We feel seen when talking to strangers
As humans, we always want to be seen.
A stranger will know us at that point in time during our conversation with them. This frees us from the expectations our close ones might have of us. Once we’re free, we open up more.
“Small conversations such as ‘Oh it’s hot today’ and ‘Parking is terrible’ let us be seen, and feel validated,” says Lambert. As humans, we feel heard and acknowledged and we exist in the eyes of others,” she says. This is particularly helpful for those who are struggling with anxiety and depression. These conversations can help reduce feelings of isolation and loneliness, which can chip away at your mental and emotional health. It’s a relief to know someone’s there.
Why are these interactions important?
These small connections also help build social capital and trust not only in communities, apartment buildings but in workplaces too. It’s not too difficult to strike up these conversations either - you can talk about a seemingly insignificant topic, including the weather, coffee, or parking.
“I also often work in cafes and co-working locations for the random conversations that add the human touch to my day," says 51-year-old Naheed Maalik, a Pakistani entrepreneur, based in Dubai. “These moments can coast from meaningful to superficial, and there’s no obligation to continue a conversation if there is no connection.” After working in a rigidly structured office for years, she became an entrepreneur and found that networking with strangers was far more constructive for her well-being. The loneliness reduced, as she met new people, built new friendships and acquaintances. “I learnt the art of conversations with strangers. Networking became both a means to grow the business and keep myself sane,” she adds.
Conversations with strangers can help us identify our blind spots and offer a different perspective, says Caragea. “For that moment, you let go of the need of a ‘perfect answer’. You let go of the pressure on yourself to figure everything out,” she explains.
Do these interactions help boost our productivity?
It always helps to talk out loud.
When we just remain confined to our usual relationships, our world is limited. While it is always immensely constructive to have a strong support system, reaching out to strangers can pay off, especially when it comes to careers and new ideas, says Lambert. These can spur new partnerships, ideas, and friendships. “This is why cross-disciplinary work is so helpful. It is the cross-pollination of ideas, and strangers do the same for us,” she says.
I also often work in cafes and co-working locations for the random conversations that add the human touch to my day. These moments can coast from meaningful to superficial, and there’s no obligation to continue a conversation if there is no connection.
When we talk to strangers, we find creative and innovative ways of expanding our initial concepts and ideas, says Caragea. If the environment is supportive and encourages self-expression, brainstorming becomes an effective method to generate new ideas. A stranger isn’t attached to our project and ideas, so they’re not invested in the outcome. “This is beneficial, as we are then more open to hearing a diverse perspective. We might even learn new strategies that can fast-track the implementation,” she says.

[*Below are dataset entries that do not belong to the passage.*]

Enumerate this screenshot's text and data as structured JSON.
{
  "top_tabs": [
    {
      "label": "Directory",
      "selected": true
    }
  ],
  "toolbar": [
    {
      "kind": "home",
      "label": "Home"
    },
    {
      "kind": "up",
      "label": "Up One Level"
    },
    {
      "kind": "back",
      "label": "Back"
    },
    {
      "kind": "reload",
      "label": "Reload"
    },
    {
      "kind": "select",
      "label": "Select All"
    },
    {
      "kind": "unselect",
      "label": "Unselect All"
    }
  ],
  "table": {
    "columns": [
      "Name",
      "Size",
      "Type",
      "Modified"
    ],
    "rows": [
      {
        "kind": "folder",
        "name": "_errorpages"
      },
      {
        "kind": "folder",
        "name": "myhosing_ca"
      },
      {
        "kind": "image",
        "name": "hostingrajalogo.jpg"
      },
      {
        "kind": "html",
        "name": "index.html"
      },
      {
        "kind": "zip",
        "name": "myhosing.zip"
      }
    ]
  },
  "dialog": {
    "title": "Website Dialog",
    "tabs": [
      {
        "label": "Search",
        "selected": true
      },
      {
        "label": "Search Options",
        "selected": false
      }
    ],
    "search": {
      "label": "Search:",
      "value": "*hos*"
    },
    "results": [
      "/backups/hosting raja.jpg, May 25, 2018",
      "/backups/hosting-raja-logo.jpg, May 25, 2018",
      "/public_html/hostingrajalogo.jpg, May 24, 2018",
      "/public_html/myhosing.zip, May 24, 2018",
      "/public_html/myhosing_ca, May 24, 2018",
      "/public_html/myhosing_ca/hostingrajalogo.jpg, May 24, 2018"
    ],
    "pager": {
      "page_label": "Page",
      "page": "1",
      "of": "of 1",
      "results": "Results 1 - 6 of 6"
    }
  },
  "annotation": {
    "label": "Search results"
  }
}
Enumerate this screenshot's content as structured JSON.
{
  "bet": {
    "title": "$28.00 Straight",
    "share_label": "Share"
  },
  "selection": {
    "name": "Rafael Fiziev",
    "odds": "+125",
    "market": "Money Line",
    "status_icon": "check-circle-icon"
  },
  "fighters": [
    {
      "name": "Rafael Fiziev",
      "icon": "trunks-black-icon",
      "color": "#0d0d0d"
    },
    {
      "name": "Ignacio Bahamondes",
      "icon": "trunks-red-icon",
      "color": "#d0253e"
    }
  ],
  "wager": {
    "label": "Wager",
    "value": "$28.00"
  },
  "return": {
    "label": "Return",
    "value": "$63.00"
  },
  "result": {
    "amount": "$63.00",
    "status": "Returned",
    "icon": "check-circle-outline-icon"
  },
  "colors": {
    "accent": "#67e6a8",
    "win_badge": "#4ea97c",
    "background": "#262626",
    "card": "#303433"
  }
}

Starting a conversation with a stranger might be daunting, especially for those who are shy and socially anxious. “Doing so can help build our confidence and self-esteem. The more we practise initiating and sustaining conversations with strangers, the easier it becomes, and the more comfortable we become in social situations,” says Cyrus Rustom, a wellness coach and the co-founder of Boxica, a community gym in Dubai.